Avec les Sonneblumme. / ©BenPi
Autre incontournable, comment ne pas parler de votre collaboration avec les Sonneblumme dont on pressent un album au printemps prochain…

Quelle expérience incroyable que d’avoir croisé ces gars à l’Institut médico-social Les Tournesols de Sainte-Marie-Aux-Mines. Ce n’était, pour ma part, pas ma première expérience. J’avais par le passé déjà travaillé avec Madeleine Louarn et des comédiens jugés « différents », de l’atelier Catalyse de Morlaix. La rencontre avait alors été instantanée. Dès que j’ai lancé un premier accord de guitare, ils se sont retournés et m’ont adressé quelque chose d’incroyable. C’était très émouvant. Je les voyais danser et ils étaient comme électrisés, dans un rapport extrêmement intense à ma musique. C’est quelque chose que j’ai souvent pu vérifier dans mes concerts.
À chaque fois qu’il y a ce qu’on appelle des « handicapés mentaux », je suis frappé par l’intensité de leur écoute et de leur présence. Ils ont une disponibilité à la musique totale et sans aucun filtre. Et quand je suis venu voir les Sonneblumme avec Bertrand Belin, il y avait ce gars, Dominique, qui s’était mis à faire l’horloge parlante sur scène.

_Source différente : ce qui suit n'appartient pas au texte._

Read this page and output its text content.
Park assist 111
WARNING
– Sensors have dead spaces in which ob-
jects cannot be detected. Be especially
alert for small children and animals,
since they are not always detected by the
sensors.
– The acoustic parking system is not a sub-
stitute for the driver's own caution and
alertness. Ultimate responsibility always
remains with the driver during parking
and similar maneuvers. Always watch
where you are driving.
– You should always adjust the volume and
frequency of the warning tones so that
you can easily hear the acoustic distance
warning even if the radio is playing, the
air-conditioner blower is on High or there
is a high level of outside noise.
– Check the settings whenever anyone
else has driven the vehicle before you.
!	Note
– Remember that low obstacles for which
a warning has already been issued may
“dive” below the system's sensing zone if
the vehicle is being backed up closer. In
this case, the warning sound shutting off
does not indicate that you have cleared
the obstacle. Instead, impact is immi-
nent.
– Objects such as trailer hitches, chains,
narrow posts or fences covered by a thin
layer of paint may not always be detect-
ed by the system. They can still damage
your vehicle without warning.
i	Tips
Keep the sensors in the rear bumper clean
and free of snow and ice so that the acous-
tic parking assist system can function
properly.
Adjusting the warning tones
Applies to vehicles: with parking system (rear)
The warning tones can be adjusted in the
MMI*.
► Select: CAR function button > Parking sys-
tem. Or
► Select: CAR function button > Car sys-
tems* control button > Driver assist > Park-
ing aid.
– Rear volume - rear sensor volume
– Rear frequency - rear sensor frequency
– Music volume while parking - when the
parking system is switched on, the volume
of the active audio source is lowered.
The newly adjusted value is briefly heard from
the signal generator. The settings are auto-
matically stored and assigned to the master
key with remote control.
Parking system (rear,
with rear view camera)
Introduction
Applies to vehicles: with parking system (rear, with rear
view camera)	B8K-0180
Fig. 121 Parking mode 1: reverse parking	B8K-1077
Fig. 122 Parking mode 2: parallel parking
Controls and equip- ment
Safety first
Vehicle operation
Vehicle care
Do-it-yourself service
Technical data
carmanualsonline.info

Lui, c’est le genre de personnage qui peut vous réciter la liste de toutes les sous-préfectures de France. C’est digne d’une performance d’art contemporain. De là je leur ai proposé une résidence de 10 jours, suivie d’un concert secret lors du dernier festival C’est dans la Vallée, avec rendez-vous à 14h sur le parking du Super U, ça a été un moment magnifique, avec Dominique qui s’adressait au public du supermarché entre chaque morceau. S’en est suivi le Palais de Tokyo et ce projet, j’espère effectivement, pour le printemps prochain, continuer cette belle aventure autour d’un album.